Partiamo dal peggio. Il 13 marzo, proprio nel momento in cui tutto il mondo era con il fiato sospeso per l'elezione di Papa Francesco, proprio in quell'esatto momento io stavo cadendo sull'asfalto, inciampando su un tombino. A parte il sangue perso e le cicatrici che si vedono appena prendo un pochetto di sole, sono stato fermo per un bel po' per colpa di una storta alla caviglia destra che ancora oggi si fa sentire (e che scaramanticamente ignoro).

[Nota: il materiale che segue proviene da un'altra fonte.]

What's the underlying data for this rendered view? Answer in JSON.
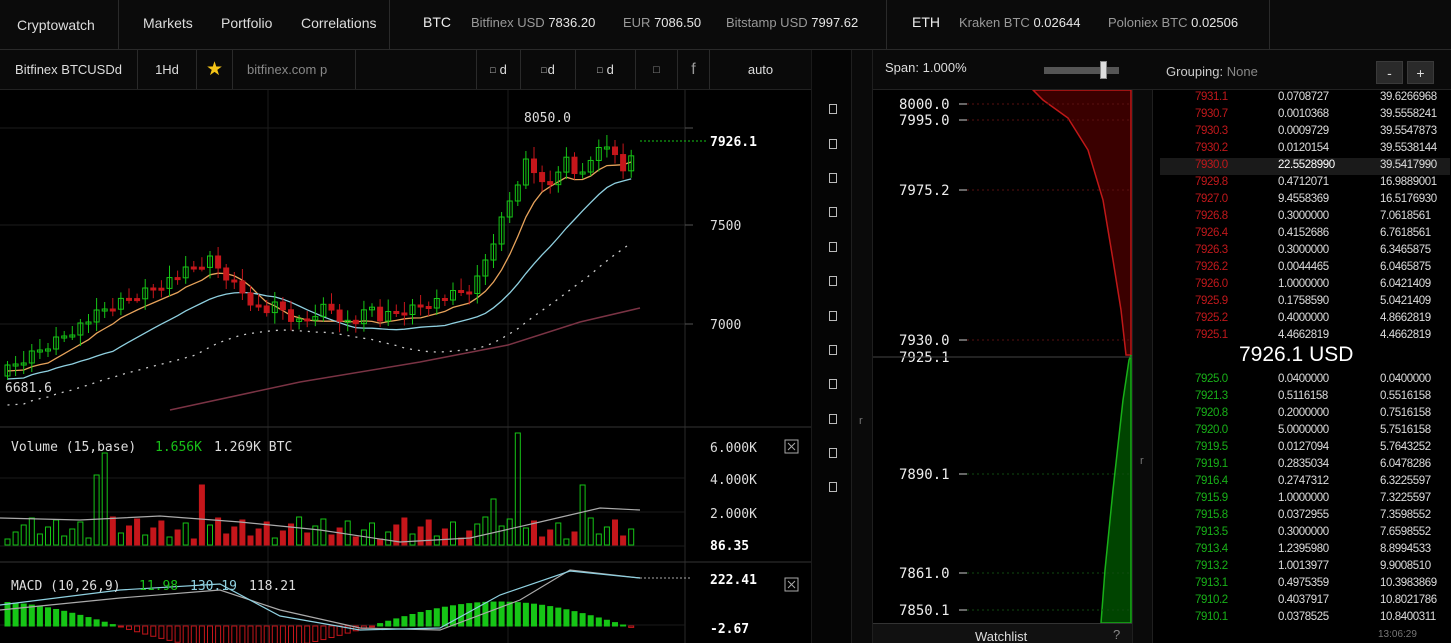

Tre, forse quattro settimane in cui mi sono abbattuto, in cui sono ingrassato, in cui ho perso motivazioni.
Del resto se anche il destino rema contro di me tanto vale abbandonare e 'fanculo a tutti, è stato bello, ci ho provato ma ora lasciatemi qui a marinare con un pacco di patatine, una birra e un cofanetto con tutte le puntate di Game of Thrones.
Il mio corpo sembrava una supernova in piena espansione anche se mangiavo frutta, verdura, frutta e verdura. Ho ricominciato a correre controvoglia - più per obbligo che per divertimento.
La caviglia mi faceva veramente male e spesso tornavo a casa a piedi. Sono riuscito a fare un solo "lunghetto" di 24 chilometri ma nella borraccia c'era acqua e antidolorifico.
Dovevo cambiare qualcosa.
Ho deciso di contattare una nutrizionista (o dietologa, o quello che è: qualcuno che ti dice "magna de meno" e in cambio vuole tanti tanti tanti soldi). Invece la magia e la piacevole scoperta.
- Ok Sig. Blini, la obbligo a mangiare pasta tutti i giorni, e la sera — ogni sera — carne o pesce.
- Mi sta prendendo per il culo?
- No, no, provi.
Risultato: 10 chili persi in 40 giorni, così, nel nulla. Certo, ci sono giorni in cui mi mangerei pure una sparachiodi carica, ma che ci devo fare, è la mesta vita del grassone.
Insomma, se procede così per novembre dovrei (uso il condizionale) essere un figurino con un BMI accettabile per le mie ginocchia.
Poi ho comprato le scarpe nuove. Sono tornato alle Mizuno, finalmente. Sono tornato a poggiare i piedi correttamente, con le altre correvo esclusivamente poggiando i metatarsi. Sembravo una ballerina obesa.
Infine ho scoperto anche che mi han dato il pettorale, sono il numero 163. Ecco una foto di come mi sento:

Insomma, non è facile. Ma ci provo lo stesso.
#longroadtoturin: non ce la posso fare
Sono passati 2 mesi e mezzo dal maledetto giorno della mia folle iscrizione alla maratona di Torino 2013.
- Sto correndo poco e male;
- Ho perso forse un grammo / un grammo e mezzo;
- Formalmente non sono manco iscritto alla Maratona. Stranamente sul sito non compaio, e 'sti mariuoli non rispondono alle mie mail. Ho provato anche a chiamare, ma niente, il vuoto pneumatico.
- Ho dolori un po' dappertutto, forse le scarpe sono sbagliate, o forse sono io;
- Per quanto paradossalmente incredibile, ho perfino peggiorato i miei tempi;
- Cerco di trattenermi a tavola ma sono inchiodato all'imbarazzante peso di un capodoglio appena nato;
- Non ho la voglia e il tempo di uscire più di due volte a settimana.